Something that surprised and liberated the students was that they began to discover real value in everything written, successful or not. We had complex and provocative conversations about the importance of the material. We decided together whether it resulted in an effective poem or not. Any image, moment, insight, any line break, the implications of the impact of the rhythm of lines could lead to conversation and worthwhile realizations. The poem did not need to be successful for us to find remarkable and worthwhile content and artistic attributes, ones well worth discussing. I realized that it was my job not to demand that they write successful poems, but to teach them what it took to write poems. They have the rest of their lives to write successful poems
Emily Dickinson didn’t sit down to write a poem for a grade. David didn’t write the 23rd Psalm and say to himself, “That’ll get me an A.” There were very important reasons for composing poetry. The students deserved to have access to that discovery.

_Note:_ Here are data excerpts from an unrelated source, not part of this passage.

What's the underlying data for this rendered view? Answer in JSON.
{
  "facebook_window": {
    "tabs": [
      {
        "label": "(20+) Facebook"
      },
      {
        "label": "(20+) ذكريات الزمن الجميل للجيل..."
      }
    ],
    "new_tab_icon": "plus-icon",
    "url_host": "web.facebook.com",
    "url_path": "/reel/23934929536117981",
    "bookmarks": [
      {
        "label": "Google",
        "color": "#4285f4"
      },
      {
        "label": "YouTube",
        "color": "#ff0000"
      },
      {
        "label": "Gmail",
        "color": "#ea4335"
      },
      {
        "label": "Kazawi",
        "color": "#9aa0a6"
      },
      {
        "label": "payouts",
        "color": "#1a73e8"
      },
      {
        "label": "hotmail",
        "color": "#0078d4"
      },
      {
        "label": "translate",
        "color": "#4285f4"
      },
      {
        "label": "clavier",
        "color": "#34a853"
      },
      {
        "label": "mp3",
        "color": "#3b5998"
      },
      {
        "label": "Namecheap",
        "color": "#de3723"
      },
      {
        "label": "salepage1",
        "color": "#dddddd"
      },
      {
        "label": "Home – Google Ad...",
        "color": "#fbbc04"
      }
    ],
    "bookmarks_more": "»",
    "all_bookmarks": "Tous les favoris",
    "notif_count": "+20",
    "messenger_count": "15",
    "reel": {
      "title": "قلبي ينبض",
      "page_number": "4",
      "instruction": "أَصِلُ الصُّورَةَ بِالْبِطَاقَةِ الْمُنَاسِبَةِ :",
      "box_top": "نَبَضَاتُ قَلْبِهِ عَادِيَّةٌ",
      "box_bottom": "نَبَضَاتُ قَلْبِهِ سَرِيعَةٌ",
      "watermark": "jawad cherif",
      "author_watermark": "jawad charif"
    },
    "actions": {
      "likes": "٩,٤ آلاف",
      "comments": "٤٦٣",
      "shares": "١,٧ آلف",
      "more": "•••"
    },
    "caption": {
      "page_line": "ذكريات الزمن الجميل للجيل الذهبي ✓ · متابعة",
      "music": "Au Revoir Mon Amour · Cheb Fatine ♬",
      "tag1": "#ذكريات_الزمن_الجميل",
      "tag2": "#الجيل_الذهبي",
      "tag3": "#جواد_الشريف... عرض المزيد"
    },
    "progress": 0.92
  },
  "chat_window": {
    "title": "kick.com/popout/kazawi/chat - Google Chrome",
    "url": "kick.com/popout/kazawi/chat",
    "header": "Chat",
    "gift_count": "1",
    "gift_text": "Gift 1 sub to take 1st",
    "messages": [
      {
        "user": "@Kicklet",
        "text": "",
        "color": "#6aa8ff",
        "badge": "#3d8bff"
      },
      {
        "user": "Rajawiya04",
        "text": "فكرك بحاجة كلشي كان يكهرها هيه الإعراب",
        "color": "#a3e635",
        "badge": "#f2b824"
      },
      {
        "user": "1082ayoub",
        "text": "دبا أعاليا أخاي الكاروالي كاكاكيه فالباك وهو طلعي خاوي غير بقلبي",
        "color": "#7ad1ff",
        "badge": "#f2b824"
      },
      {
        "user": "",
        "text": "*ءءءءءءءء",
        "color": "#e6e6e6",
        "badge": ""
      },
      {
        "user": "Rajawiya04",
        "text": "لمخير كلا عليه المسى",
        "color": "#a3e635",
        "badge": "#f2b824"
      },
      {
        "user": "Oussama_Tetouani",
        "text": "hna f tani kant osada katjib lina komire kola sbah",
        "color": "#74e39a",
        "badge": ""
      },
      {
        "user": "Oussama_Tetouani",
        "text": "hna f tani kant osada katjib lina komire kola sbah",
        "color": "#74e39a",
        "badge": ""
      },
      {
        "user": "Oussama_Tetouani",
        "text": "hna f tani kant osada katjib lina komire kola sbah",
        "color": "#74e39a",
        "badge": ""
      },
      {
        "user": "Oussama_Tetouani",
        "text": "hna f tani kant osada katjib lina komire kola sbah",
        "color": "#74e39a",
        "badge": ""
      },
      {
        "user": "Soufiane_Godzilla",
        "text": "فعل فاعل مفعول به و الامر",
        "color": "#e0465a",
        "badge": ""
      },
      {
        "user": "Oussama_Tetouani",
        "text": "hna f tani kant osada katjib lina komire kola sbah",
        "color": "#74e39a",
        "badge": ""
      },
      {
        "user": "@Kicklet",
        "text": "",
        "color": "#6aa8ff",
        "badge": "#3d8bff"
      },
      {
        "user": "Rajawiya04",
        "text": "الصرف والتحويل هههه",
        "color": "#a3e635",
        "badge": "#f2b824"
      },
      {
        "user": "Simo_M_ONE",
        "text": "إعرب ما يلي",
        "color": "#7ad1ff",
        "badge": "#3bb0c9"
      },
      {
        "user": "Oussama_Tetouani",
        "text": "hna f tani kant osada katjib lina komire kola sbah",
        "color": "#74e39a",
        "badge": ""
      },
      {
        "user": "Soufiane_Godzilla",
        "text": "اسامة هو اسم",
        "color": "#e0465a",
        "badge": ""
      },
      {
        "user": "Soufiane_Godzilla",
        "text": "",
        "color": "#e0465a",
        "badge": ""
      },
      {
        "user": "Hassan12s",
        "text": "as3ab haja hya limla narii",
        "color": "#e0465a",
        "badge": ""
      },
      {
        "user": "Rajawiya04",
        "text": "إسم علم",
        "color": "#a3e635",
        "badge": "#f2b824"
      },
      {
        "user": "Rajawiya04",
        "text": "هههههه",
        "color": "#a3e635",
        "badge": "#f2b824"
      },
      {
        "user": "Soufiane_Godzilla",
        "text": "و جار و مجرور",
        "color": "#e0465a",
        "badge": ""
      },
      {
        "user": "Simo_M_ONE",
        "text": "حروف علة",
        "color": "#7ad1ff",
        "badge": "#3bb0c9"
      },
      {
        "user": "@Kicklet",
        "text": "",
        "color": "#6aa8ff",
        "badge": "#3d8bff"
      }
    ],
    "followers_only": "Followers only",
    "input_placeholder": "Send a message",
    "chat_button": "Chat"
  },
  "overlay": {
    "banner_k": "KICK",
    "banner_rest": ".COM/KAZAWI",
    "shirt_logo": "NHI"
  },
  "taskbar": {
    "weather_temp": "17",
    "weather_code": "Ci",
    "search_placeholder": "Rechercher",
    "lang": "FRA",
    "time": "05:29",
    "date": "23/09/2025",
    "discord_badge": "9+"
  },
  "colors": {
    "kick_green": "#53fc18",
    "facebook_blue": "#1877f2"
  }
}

But I was worried. Won’t some students blow this whole thing off? Won’t my reputation go down the tubes? Won’t I become a laughing stock, an “easy grader?” And won’t the students create mostly mediocre work?
That’s when another surprise arrived. Instead of mediocre work, the work improved. Not one student blew off a single assignment. And while many students never became full-fledged poets, more than in the past did. In 15 years since my epiphany, more than 60 students have gone on to the best MFA programs in the country and are publishing. No, there is no data. But what I do know for sure is that every single one of the students had poetry restored to their lives, and have kept it as an important part of their lives since their graduation.
And as for me? I put away being a tough grader and became a “tough responder.” All that means is that I was no longer hesitant to make suggestions and corrections for fear I might “stifle” a sensitive soul. I no longer had to tell them the lie that they needed to develop a tough hide in order to take criticism. They could maintain their vision and voice and sensitivity. They could welcome critical response because it was in their behalf and their poem’s behalf. Critical response did not lead to a grade which had led them to play it safe and learn little. Critical response led to growth and the intrinsic joy that comes when beginning artists realize what can be done instead of hiding within what they can already do.